Cetak Sejarah! Presiden Prabowo Resmi Luncurkan Mandatory B50, RI Jadi First Mover Dunia
astakom.com, Jakarta - Presiden Prabowo Subianto resmi meluncurkan biodiesel B50 di Rest Area KM 57 Tol Jakarta-Cikampek, Kabupaten Karawang, Jawa Barat, hari ini atau Kamis (09/07/2026).
Dalam acara peluncuran itu, Presiden Prabowo menyampaikan rasa syukur karena keberhasilan Indonesia mencapai mandatori biodiesel B50.
"Bismillahirrohmanirrohim, pada siang hari ini, Kamis 9 Juli 2026, Dengan Rahmat Tuhan Yang Maha Besar, saya Prabowo Subianto, Presiden Republik Indonesia dengan ini secara resmi saya luncurkan Biodiesel B50," kata Presiden Prabowo dalam sambutan peluncuran B50 dalam siaran langsung di YouTube Sekretariat Presiden pada Kamis (09/07/2026).
Negara pertama di dunia yang pake B50
Peluncuran ini menandai Indonesia menjadi negara pertama di dunia yang mengimplementasikan 50 persen biodiesel berbasis minyak nabati dan 50 persen lainnya mengandung BBM jenis solar.
"Dengan diluncurkan program ini, Indonesia resmi menjadi negara pertama di dunia yang menerapkan mandatory biodiesel B50," ucap Presiden Prabowo.
Indonesia mampu maksimalkan kekayaan alam
Presiden Prabowo menilai kalau terobosan ini menunjukkan Indonesia mampu memaksimalkan kekayaan alam demi kepentingan bersama.
"Ini bukan sekadar pencapaian teknologi.

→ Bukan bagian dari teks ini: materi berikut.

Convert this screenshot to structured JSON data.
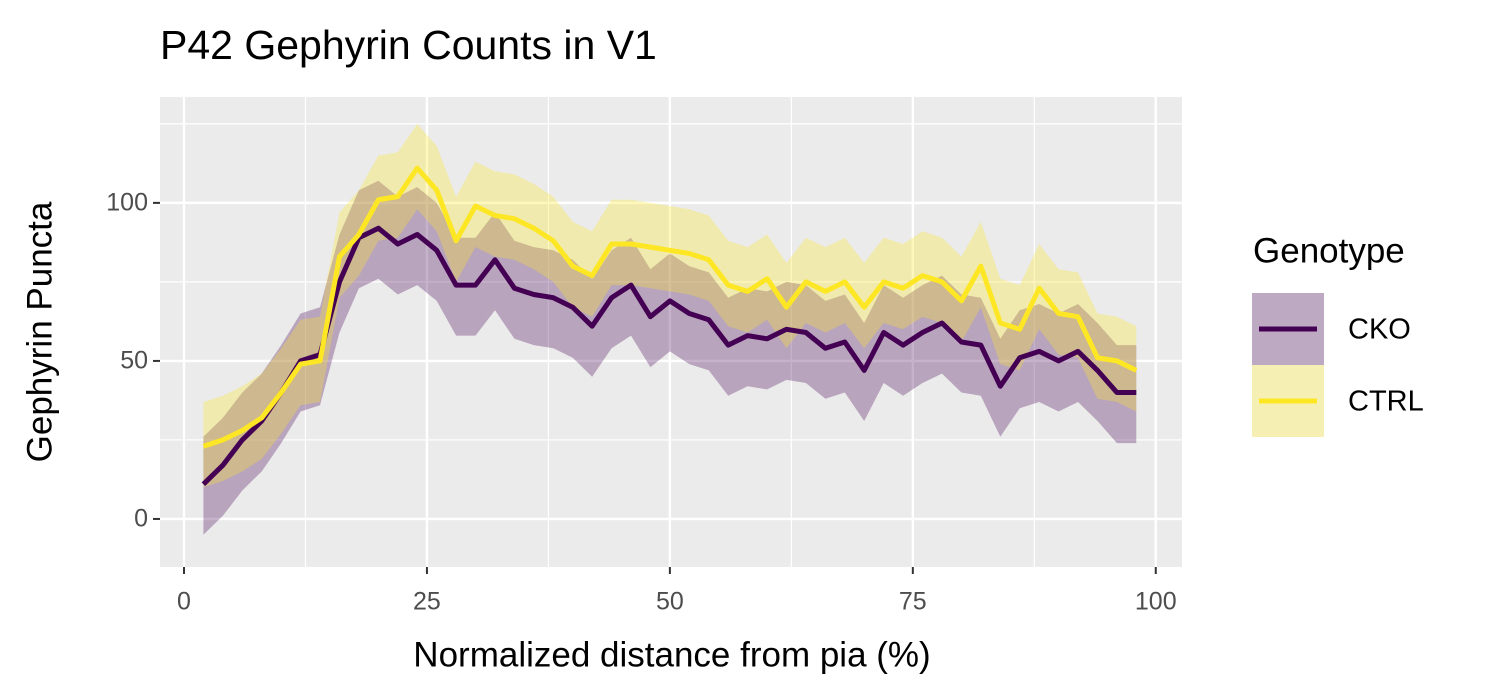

Ini adalah bukti bahwa Indonesia mampu memanfaatkan kekayaan alamnya sendiri untuk kepentingan rakyatnya sendiri," ungkap Presiden Prabowo.
Mandiri energi semakin dekat
Langkah ini menjadi momentum penting untuk mencapai kemandirian energi yang selama ini menjadi goal utama Indonesia.
"Ini adalah tonggak yang sangat penting menuju kemandirian energi," kata Presiden Prabowo.
Penerapan B50 ini jadi bukti nyata Indonesia menuju kemandirian dan ketahanan energi nasional. Dari peluncuran ini, banyak manfaat yang akan didapetin Indonesia salah satunya adalah lebih ramah lingkungan dan menghemat devisa negara. (Shnty/aNs)
Gen Z Takeaway
B50 akhirnya resmi launch, bikin Indonesia jadi first mover yang wajibkan biodiesel 50% berbasis nabati. Langkah ini jadi game changer buat nge-push kemandirian energi, sekaligus bikin pemanfaatan sumber daya lokal makin maksimal. Bonusnya, lebih eco-friendly dan berpotensi hemat devisa negara.